The association's president, Ron Gibbens of Grand Forks, said the organization had to cut $500,000 from its programming budget. Much of its gambling income comes from bingo, and the smoking ban includes bingo halls.
The association is looking at options to present to the 2007 Legislature to ease the effect of the law, Gibbens said. One possibility would be an exemption or reduction in state taxes on gambling in smoke-free environments, he said.
The association saw an immediate drop in the number of bingo players after Aug. 1, Gibbens said, and a further drop during the winter.
"Our problem is about 80 percent of our gaming income has been from these two bingo halls in Grand Forks and Minot. We also have one in Williston one day a week. The Williston one is not as bad. There's a little drop but not as significant," he said.
Gibbens said the drop in charitable gambling means the association cannot help as many clients as it did earlier. In the past when other agencies were not able to help, the association would step in.
Smoking bans have closed down many bingo halls across the country, Gibbens said.

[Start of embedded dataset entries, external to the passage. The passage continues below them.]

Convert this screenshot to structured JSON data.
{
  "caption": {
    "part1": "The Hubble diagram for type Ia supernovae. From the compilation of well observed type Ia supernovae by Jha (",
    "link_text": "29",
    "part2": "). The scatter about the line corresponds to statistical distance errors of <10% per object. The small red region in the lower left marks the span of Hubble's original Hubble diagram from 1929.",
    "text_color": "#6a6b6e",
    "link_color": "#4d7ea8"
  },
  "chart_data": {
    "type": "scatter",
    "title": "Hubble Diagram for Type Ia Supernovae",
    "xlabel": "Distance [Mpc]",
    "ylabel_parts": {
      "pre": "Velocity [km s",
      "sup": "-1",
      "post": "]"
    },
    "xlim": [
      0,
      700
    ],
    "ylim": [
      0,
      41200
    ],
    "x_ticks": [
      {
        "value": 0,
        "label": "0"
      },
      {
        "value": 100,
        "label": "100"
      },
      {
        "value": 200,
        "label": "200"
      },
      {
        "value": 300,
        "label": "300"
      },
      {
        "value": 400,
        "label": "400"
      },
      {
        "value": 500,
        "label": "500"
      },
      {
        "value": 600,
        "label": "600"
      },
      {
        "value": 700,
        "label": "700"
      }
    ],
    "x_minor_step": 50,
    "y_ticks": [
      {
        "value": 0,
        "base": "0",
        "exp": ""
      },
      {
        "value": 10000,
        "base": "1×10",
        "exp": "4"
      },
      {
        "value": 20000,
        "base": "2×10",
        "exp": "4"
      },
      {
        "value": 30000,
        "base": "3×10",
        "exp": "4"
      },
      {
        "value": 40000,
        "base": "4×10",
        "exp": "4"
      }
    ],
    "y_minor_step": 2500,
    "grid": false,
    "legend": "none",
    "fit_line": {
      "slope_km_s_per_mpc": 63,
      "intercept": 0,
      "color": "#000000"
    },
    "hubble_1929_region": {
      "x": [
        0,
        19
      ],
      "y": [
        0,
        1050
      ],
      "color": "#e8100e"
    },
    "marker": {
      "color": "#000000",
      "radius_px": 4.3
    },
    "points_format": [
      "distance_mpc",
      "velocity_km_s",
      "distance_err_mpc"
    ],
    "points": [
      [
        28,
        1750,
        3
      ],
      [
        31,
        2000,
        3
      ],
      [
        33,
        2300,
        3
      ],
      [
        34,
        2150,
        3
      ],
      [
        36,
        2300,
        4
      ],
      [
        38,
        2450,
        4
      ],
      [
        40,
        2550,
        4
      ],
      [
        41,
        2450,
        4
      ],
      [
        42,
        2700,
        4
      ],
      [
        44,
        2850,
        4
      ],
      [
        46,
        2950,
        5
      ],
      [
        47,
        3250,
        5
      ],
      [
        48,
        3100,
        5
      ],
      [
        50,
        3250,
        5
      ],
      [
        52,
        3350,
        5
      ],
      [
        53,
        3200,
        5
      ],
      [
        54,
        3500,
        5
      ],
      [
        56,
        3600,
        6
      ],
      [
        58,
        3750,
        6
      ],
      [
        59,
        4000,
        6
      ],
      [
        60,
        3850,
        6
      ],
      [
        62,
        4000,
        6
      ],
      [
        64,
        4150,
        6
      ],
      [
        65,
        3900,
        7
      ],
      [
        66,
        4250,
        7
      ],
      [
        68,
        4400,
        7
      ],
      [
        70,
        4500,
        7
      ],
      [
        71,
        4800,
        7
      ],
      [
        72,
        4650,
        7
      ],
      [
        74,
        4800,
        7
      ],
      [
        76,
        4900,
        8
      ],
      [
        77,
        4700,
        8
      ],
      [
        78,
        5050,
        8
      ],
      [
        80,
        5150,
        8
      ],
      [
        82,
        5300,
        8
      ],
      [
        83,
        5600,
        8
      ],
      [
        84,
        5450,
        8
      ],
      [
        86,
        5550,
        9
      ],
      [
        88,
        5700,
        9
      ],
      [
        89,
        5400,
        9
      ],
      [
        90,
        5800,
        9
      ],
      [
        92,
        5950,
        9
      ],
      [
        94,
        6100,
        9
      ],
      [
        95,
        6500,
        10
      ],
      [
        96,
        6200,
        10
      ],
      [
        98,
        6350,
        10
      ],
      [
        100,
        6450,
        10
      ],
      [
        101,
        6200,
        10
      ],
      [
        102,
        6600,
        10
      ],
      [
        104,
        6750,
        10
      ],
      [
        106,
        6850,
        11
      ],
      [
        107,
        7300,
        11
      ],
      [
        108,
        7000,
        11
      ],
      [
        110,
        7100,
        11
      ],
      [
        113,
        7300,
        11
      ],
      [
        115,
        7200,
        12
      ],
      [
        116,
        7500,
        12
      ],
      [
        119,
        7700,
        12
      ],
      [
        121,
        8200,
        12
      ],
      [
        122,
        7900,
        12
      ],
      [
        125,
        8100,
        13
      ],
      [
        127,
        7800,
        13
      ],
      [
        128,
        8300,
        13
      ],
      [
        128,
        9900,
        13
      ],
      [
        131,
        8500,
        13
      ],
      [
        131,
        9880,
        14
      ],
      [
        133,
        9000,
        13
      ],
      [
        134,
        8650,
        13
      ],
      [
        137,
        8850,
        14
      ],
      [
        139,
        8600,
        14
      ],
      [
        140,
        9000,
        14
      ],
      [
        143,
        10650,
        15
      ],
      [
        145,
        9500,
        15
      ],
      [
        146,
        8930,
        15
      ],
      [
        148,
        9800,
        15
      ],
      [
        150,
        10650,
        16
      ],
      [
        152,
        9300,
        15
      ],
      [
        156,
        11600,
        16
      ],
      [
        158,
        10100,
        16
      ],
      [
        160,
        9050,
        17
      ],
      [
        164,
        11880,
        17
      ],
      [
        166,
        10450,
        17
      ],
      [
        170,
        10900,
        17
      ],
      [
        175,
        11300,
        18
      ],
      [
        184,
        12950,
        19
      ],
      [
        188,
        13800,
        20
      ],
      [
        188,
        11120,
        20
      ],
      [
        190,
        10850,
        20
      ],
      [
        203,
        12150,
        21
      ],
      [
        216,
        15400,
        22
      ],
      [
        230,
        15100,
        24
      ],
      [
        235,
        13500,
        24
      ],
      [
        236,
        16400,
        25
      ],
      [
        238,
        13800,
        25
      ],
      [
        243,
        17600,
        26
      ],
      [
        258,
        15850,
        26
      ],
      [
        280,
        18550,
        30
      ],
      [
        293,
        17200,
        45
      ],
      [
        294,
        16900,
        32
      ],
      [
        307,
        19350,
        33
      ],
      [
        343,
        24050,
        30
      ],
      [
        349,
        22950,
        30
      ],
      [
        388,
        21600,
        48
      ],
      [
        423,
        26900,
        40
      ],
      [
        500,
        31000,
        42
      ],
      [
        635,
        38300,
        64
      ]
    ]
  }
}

Given that scenario, he said, "Just to be making it is encouraging."
The association's Bingorama in Minot particularly is doing well enough that it pays to keep it open, Gibbens said.
Outside of the bingo halls, the association's gambling revenue has held stable, Gibbens said.
Gross proceeds from charitable gambling statewide totaled $268 million for the fiscal year ending last June, according to the State Gaming Division in the Attorney General's office. That's down slightly from 2004, but proceeds generally have fluctuated little during the past few years.
Jim Foltz, gambling manager for Minot Junior Golf Association and Minot State University Beaver Boosters, sees a slow downward trend in gambling revenue.
Some of the decline in certain games, such as pull tabs, relates to changing demographics because newer, younger players have different interests, he said. Blackjack and poker saw peak activity levels in 2005, gambling records show.
So far this fiscal year, 347 organizations have obtained licenses to hold some type of charitable gambling, the Gaming Division reports.